Instituto de Ciências da Atividade Física e Esportes, Universidade Cruzeiro do Sul, São Paulo, Brazil.
Clin Exp Immunol. 2011 Mar;163(3):362-7. doi: 10.1111/j.1365-2249.2010.04300.x. Epub 2010 Dec 22.
Serum amyloid A (SAA) levels are elevated highly in acute phase response and elevated slightly and persistently in chronic diseases such as rheumatoid arthritis and diabetes. Given that fibroblasts exert profound effects on progression of inflammatory chronic diseases, the aim of this study was to investigate the response of fibroblasts to SAA. A dose-dependent increase in O(2) (-) levels was observed by treatment of fibroblasts with SAA (r = 0·99 and P ≤ 0·001). In addition, the expression of p47-phox was up-regulated by SAA (P < 0·001) and diphenyliodonium (DPI), a nicotinamide adenine dinucleotide phosphate (NADPH) oxidase inhibitor, reduced the release of O(2) (-) by 50%. Also, SAA raised fibroblast proliferation (P < 0·001) and this effect was completely abolished by the addition of anti-oxidants (P < 0·001). These findings support the notion that, in chronic inflammatory sites, SAA activated fibroblast proliferation and ROS production.

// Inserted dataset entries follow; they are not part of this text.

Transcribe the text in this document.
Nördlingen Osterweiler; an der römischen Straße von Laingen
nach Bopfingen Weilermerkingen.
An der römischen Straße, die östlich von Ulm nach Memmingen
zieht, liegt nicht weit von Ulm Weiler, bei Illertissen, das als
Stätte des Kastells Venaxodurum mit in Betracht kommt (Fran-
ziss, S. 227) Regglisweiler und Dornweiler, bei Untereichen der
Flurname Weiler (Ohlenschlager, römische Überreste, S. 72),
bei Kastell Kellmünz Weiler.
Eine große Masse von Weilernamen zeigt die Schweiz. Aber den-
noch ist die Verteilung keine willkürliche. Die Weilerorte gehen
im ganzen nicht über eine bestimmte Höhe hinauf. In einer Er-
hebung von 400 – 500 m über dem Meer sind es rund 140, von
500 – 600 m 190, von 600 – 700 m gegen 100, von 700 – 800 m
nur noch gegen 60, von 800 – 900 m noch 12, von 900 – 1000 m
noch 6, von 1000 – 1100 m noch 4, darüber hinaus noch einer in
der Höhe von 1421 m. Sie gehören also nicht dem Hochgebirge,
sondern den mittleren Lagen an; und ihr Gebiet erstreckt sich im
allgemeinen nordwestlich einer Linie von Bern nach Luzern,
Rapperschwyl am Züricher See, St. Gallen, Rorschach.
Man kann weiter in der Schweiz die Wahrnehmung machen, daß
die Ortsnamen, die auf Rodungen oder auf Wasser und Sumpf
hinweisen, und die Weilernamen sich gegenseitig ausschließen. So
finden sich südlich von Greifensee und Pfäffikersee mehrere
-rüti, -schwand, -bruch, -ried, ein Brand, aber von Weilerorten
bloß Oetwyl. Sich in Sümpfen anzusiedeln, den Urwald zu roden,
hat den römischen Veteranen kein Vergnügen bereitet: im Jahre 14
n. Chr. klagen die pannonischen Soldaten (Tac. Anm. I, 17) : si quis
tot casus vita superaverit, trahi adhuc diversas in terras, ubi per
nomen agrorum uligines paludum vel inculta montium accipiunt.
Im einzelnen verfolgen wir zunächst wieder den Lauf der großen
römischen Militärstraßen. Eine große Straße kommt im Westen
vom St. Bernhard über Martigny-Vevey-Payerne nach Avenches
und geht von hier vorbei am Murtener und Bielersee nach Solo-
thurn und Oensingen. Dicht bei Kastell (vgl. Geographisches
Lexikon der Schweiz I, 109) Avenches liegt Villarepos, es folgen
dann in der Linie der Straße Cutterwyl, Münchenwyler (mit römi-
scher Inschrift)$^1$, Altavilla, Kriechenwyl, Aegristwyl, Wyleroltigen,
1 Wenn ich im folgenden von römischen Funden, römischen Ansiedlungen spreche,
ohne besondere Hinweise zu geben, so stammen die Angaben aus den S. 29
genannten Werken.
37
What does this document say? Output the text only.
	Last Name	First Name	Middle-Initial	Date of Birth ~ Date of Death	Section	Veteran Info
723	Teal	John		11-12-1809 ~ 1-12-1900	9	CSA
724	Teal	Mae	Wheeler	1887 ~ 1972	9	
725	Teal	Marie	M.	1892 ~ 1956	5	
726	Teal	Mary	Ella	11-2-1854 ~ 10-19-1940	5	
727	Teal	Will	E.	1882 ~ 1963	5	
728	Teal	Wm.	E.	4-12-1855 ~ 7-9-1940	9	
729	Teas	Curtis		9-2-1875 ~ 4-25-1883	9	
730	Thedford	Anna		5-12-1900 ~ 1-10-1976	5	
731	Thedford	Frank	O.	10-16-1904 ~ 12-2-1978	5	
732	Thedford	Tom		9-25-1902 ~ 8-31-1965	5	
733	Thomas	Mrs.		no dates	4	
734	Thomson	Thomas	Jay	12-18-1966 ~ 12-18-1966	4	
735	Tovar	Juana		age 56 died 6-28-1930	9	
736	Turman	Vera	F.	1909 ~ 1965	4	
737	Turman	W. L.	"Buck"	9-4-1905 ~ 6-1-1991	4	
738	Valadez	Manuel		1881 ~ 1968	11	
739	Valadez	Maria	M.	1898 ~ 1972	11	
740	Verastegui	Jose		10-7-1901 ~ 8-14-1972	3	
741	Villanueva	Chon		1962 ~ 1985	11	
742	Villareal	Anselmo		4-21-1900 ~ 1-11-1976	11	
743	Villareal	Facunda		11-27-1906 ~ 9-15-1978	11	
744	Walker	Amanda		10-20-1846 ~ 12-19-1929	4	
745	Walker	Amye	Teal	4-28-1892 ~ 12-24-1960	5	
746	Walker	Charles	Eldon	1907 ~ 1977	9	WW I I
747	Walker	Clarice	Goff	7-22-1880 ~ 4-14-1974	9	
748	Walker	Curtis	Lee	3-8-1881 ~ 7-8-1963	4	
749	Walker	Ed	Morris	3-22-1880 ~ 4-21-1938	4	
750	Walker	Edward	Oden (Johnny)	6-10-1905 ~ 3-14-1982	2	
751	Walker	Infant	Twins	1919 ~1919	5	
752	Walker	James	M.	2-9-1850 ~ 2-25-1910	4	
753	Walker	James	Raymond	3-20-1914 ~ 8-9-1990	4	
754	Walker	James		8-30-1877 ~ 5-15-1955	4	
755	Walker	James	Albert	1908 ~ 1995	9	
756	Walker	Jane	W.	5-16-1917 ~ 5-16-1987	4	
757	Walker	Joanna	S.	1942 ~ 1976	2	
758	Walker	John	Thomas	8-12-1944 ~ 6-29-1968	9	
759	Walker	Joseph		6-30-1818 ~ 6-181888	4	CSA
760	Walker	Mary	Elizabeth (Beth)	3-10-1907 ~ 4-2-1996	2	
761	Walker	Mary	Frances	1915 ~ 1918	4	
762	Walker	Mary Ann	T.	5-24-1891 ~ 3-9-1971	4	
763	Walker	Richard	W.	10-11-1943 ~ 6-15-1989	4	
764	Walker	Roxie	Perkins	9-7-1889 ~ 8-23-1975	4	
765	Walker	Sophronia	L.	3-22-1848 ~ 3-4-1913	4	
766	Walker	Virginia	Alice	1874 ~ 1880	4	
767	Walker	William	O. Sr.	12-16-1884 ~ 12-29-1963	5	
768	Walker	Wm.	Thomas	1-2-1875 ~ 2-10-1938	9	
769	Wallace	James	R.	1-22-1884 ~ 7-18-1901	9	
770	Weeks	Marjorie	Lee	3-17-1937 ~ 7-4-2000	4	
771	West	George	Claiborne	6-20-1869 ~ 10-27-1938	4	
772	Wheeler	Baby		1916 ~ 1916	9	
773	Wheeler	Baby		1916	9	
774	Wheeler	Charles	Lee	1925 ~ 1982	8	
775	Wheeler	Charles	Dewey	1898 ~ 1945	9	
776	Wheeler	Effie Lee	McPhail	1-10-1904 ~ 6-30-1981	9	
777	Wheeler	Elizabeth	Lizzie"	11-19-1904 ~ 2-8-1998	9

血清淀粉样蛋白 A(SAA)在急性期反应中显著升高,在类风湿关节炎和糖尿病等慢性疾病中轻度持续升高。鉴于成纤维细胞对炎症性慢性疾病的进展有深远影响,本研究旨在研究 SAA 对成纤维细胞的反应。用 SAA(r = 0.99 和 P ≤ 0.001)处理成纤维细胞,观察到 O2(-)水平呈剂量依赖性增加。此外,SAA(P < 0.001)上调 p47-phox 的表达,烟酰胺腺嘌呤二核苷酸磷酸(NADPH)氧化酶抑制剂二苯基碘(DPI)使 O2(-)的释放减少 50%。此外,SAA 增加成纤维细胞增殖(P < 0.001),而添加抗氧化剂可完全消除该作用(P < 0.001)。这些发现支持这样一种观点,即在慢性炎症部位,SAA 激活成纤维细胞增殖和 ROS 产生。